Earthball tournament scheduled for Saturday

Sheldon Warmington

Earth once again makes its way to Washburn University as the Delta Chi Fraternity hosts their second annual Earthball tournament.

The game, which thrives amidst relative obscurity, has a varying number of stories related to its origin.

Some say the game was started by a couple of hippies who thought it would be cool to toss around an oversized beach ball, while others believe that President Nixon’s Earth Day celebration essentially gave life to a new sport in an attempt to commemorate the day’s festivities.

Whatever the case may be, today the game is normally associated with charitable intentions, much like what the Delta Chi Fraternity has been doing for the past two years.

The game itself is played with two teams, comprised of 6-10 members per team. The objective is to push a six-foot-tall ball the length of the field and over the opponents’ touch-line, which is located at either end of the field.

This year’s tournament is scheduled for 10 a.m. on April 4 on the union lawn. Everybody from Washburn can show their support for the foundation and participate in the worthy cause. The price per team is $45 before April 1 and $55 per team after, which includes team entry, rewards for division winners, juice, donuts and T-shirts for each player.

All proceeds will go to the Jimmy V Foundation for cancer research. Jim Valvano, who was an extremely accomplished basketball coach and public figure, died in 1993 of cancer. Perhaps the most important of all his accomplishments is the tremendous effort he put into awareness of cancer-related issues towards the later stages of his life.

“It’s really a great cause and a good time,” said junior Will Lawrence, public relations chair for Delta Chi. “You can get any organization, any group of friends together and start a team to raise money and just have some fun.”

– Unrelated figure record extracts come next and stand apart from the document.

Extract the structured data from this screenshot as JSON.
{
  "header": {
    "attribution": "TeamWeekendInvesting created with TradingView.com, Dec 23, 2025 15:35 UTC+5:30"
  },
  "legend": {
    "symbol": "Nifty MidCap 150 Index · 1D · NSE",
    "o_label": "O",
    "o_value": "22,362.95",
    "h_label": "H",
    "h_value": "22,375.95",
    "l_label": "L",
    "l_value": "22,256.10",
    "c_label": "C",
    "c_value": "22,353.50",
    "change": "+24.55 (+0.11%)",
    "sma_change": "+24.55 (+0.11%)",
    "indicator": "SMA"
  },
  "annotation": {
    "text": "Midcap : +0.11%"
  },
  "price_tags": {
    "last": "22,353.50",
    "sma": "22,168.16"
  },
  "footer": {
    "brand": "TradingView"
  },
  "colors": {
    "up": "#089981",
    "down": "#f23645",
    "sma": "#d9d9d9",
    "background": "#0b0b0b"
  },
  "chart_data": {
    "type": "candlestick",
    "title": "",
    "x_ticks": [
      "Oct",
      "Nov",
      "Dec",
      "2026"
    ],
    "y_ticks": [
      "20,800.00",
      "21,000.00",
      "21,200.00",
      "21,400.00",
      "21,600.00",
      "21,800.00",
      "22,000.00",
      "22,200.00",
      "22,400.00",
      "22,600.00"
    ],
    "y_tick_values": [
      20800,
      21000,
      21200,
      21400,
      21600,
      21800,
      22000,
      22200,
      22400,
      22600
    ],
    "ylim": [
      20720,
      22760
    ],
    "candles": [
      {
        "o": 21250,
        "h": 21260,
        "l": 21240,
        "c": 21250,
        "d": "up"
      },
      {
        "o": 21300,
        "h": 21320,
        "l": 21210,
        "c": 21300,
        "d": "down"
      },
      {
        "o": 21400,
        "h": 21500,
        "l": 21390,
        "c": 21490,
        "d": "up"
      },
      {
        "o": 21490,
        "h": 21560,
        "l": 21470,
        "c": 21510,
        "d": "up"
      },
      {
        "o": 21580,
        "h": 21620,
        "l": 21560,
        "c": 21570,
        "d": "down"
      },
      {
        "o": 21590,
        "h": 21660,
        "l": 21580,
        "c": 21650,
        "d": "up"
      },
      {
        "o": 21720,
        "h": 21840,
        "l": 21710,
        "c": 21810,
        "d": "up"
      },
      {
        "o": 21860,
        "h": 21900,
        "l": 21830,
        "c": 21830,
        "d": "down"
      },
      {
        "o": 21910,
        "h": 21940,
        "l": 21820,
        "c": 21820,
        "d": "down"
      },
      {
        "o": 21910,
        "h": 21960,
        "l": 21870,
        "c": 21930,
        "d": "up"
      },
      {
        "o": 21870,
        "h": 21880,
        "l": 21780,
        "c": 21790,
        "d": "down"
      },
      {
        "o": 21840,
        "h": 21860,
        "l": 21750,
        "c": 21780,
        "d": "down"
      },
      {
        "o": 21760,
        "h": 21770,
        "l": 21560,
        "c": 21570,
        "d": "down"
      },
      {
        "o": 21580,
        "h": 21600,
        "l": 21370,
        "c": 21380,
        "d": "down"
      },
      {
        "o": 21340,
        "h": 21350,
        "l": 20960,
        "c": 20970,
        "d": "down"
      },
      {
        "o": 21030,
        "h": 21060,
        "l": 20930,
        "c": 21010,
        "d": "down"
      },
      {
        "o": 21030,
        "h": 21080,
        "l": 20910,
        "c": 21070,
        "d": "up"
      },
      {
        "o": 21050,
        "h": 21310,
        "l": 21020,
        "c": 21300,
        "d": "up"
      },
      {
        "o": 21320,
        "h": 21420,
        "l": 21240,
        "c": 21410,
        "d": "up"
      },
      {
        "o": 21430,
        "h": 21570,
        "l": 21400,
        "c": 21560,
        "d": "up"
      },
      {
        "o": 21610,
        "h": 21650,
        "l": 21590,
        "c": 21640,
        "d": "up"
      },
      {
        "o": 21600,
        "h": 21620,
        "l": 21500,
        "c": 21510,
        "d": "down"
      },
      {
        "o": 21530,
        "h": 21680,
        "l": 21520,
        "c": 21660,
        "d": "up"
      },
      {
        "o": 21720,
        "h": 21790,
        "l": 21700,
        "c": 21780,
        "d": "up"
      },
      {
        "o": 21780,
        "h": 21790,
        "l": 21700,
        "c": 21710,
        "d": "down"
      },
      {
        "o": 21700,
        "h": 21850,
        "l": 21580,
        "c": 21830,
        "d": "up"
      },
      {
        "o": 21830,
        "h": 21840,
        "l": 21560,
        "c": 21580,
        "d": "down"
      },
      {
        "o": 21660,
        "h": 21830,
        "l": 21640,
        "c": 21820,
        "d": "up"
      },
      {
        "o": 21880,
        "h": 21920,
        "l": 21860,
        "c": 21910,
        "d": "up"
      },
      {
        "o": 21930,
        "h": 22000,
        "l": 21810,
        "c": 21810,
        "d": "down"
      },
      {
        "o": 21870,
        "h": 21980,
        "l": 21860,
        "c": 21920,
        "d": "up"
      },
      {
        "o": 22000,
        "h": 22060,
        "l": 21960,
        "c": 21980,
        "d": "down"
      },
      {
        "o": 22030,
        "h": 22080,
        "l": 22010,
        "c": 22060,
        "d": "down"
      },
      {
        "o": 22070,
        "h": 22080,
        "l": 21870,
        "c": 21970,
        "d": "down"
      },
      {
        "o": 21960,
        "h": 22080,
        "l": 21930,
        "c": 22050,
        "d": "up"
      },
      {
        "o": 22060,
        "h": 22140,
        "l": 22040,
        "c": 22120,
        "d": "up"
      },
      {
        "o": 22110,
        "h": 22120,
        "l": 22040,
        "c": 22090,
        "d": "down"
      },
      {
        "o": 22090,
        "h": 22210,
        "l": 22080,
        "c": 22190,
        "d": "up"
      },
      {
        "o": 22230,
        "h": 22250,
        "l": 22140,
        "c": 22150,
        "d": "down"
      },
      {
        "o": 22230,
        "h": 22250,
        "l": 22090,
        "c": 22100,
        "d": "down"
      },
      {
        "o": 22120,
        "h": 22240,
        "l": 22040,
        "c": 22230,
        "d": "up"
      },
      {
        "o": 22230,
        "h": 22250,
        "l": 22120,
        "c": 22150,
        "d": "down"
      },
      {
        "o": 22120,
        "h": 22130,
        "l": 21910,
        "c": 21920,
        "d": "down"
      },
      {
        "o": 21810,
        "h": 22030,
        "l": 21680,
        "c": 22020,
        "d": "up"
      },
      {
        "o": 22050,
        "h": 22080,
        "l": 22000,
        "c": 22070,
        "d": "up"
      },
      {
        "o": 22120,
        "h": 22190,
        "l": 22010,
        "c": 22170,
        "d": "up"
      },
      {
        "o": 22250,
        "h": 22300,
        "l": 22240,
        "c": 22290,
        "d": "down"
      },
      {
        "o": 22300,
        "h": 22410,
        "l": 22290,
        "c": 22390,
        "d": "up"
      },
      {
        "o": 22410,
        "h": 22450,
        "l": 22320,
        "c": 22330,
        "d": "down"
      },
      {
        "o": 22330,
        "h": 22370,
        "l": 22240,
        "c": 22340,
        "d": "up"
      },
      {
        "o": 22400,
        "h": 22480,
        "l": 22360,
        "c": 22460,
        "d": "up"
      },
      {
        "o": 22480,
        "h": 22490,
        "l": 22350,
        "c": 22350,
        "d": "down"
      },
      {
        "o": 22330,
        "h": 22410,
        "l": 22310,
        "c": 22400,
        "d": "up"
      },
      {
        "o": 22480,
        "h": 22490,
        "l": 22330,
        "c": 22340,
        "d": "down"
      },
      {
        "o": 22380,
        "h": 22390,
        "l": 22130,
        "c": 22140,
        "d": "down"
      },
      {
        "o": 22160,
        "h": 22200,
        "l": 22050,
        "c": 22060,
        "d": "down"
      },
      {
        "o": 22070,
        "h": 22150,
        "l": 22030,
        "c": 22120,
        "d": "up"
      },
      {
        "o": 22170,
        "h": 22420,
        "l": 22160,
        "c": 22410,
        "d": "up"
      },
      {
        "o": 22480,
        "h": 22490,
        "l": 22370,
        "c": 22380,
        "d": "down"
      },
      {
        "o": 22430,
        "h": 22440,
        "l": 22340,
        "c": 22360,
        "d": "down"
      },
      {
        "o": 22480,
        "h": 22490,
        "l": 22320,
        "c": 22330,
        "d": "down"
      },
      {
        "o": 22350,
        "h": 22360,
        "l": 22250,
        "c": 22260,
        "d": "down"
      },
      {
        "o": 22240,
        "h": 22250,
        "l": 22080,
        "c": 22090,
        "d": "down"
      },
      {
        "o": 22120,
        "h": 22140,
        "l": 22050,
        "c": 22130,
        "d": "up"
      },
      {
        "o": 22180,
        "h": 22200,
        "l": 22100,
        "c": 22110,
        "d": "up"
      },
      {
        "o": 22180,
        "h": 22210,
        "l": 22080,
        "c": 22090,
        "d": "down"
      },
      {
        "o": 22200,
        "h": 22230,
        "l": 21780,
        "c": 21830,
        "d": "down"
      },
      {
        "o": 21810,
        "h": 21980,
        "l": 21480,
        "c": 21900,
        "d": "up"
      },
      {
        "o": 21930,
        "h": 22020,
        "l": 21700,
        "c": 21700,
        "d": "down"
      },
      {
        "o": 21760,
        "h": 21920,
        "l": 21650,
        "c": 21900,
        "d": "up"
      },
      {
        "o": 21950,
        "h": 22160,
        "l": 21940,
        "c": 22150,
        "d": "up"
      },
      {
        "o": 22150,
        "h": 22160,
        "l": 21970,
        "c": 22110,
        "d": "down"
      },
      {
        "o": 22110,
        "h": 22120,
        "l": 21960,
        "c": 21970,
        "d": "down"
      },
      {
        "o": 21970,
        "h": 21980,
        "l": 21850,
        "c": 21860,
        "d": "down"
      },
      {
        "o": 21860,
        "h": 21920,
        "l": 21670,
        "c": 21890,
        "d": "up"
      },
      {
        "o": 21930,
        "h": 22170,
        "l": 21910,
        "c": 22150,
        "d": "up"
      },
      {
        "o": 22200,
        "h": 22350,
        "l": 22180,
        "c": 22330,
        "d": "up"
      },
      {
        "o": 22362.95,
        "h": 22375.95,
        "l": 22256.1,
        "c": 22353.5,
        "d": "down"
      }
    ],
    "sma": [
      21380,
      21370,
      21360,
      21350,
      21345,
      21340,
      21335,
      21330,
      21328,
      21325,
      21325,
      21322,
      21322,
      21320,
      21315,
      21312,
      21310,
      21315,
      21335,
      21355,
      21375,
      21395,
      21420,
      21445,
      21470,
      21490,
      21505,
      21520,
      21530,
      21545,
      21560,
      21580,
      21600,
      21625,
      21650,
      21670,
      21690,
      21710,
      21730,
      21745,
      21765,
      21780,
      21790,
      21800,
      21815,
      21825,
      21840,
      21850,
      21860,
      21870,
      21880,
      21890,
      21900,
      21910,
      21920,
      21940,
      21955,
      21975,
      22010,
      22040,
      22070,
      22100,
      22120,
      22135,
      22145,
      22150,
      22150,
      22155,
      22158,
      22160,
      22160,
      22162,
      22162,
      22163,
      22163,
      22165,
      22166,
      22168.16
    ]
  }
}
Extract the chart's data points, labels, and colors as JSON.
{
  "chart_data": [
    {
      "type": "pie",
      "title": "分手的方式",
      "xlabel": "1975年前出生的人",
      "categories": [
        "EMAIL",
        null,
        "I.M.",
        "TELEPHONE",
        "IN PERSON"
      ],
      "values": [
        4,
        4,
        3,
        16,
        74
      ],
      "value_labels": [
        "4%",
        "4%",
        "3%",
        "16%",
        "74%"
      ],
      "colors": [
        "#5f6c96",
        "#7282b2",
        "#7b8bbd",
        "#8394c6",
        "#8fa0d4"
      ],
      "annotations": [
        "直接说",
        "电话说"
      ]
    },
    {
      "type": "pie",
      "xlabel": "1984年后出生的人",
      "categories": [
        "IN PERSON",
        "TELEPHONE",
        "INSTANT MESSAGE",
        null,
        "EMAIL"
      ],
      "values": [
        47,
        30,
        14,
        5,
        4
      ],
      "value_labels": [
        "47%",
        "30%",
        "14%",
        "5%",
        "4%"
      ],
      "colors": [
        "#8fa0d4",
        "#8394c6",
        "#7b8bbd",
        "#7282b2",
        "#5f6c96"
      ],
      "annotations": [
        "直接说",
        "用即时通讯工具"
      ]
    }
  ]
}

Delta Chi, whose national philanthropy is the Jimmy V Foundation, raises tens of thousands of dollars every year internationally through events similar to what the Washburn Chapter has done the past two years.

Last year’s tournament, which was the first of its kind on Washburn’s campus, didn’t garner the kind of support that its hosts thought it would, but this year’s, with verbal commitments from several student organizations on campus, hopes to be bigger and better, and garner the kind of support that will do justice to the foundation that stands to benefit.

“Hopefully people are intrigued and want to try it out,” said Lawrence. “So far the response has been great so we hope that this year we have enough teams so that we have a men’s and a women’s division.”

Entry forms can be picked up at the Earthball table in the union this week, and turned into the SAGL office in the union basement.